Kilmacduagh is a small village in south County Galway, Ireland, near Gort. The village is in a townland and civil parish of the same name, in Kiltartan barony.

It is the site of Kilmacduagh monastery, seat of a diocese of the same name. The Diocese of Kilmacduagh is now part of the Diocese of Galway and Kilmacduagh in the Roman Catholic Church and in the Diocese of Tuam, Limerick and Killaloe in the Church of Ireland. The former cathedral is now a ruin. The round tower sits beside the cathedral and is from the 11th or 12 century. At 112 feet, it is the tallest tower in Ireland. The towers bell is said to lie at the bottom of a nearby lake.

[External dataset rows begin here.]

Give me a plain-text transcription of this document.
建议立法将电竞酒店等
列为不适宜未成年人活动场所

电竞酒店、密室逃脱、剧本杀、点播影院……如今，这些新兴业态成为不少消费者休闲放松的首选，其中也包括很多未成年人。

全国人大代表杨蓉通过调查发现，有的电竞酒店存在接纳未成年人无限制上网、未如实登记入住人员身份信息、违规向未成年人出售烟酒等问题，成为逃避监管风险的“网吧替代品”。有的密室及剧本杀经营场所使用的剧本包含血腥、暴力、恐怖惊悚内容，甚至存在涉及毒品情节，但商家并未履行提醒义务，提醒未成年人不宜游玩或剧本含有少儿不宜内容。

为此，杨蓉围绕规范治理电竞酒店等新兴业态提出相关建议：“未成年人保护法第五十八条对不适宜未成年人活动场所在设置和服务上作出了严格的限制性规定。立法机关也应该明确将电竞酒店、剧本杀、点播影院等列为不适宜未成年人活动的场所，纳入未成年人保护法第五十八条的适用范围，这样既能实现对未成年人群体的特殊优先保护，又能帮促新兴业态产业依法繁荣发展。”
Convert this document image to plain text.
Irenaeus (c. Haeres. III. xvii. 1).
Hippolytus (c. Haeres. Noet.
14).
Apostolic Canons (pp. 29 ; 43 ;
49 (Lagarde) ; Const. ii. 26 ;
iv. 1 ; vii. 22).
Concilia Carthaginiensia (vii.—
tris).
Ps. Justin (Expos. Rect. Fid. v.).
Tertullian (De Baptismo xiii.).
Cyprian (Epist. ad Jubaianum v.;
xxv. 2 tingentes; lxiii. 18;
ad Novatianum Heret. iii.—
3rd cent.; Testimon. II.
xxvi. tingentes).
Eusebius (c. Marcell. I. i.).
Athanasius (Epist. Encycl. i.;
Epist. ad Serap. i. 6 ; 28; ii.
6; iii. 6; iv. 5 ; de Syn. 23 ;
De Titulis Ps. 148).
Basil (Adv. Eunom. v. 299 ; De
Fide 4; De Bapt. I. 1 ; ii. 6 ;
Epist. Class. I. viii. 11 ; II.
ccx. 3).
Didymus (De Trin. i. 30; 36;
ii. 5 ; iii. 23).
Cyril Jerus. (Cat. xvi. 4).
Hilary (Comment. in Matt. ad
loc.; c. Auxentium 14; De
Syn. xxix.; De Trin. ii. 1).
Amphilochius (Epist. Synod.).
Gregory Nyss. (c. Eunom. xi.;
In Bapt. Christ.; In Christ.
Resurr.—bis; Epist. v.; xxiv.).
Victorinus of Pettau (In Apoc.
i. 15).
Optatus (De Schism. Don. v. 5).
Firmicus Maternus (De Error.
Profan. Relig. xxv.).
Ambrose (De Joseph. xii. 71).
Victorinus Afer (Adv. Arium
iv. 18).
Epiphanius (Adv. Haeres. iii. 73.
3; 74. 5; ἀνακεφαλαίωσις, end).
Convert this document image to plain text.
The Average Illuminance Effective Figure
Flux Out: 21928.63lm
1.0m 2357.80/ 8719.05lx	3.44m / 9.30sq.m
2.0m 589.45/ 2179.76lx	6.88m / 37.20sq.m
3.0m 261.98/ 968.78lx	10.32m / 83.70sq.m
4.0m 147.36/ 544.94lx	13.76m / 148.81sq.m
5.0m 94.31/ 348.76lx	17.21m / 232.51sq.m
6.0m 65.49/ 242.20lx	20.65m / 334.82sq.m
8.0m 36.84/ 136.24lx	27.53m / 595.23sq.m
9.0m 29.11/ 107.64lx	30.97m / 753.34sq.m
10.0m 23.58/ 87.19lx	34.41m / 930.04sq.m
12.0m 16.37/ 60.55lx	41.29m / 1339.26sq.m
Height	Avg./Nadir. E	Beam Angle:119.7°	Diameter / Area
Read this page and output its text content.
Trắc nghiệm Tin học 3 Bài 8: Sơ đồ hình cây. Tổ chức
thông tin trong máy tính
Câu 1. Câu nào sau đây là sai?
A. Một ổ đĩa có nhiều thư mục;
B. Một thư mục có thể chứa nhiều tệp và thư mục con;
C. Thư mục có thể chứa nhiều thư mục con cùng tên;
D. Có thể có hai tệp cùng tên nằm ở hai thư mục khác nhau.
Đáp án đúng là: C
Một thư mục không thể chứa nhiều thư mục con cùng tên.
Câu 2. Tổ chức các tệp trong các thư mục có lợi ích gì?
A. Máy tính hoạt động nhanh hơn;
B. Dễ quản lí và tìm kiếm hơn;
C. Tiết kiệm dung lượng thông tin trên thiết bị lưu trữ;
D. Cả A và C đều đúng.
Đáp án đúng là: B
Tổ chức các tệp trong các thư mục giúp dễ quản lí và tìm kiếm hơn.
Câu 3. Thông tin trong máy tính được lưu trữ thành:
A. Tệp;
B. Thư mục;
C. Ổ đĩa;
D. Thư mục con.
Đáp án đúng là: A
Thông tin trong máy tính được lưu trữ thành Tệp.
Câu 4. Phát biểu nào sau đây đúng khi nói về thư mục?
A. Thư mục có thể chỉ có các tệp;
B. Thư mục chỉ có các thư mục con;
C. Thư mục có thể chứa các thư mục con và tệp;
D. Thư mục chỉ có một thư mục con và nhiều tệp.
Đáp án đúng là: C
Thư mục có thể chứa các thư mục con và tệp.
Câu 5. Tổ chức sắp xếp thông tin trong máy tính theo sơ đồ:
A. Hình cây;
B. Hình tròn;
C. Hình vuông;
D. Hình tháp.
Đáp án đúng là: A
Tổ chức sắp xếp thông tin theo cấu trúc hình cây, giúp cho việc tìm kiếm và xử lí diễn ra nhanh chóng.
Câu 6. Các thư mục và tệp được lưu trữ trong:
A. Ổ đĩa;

The village is 5 km to the south-west of Gort via the R460 road.

==Annalistic references==

- M1199.10. John de Courcy, with the English of Ulidia, and the son of Hugo De Lacy, with the English of Meath, marched to Kilmacduagh to assist Cathal Crovderg O'Conor. Cathal Carragh, accompanied by the Connacians, came, and gave them battle: and the English of Ulidia and Meath were defeated with such slaughter that, of their five battalions, only two survived; and these were pursued from the field of battle to Rindown on Lough Ree, in which place John was completely hemmed in. Many of his English were killed, and others were drowned; for they found no passage by which to escape, except by crossing the lake in boats.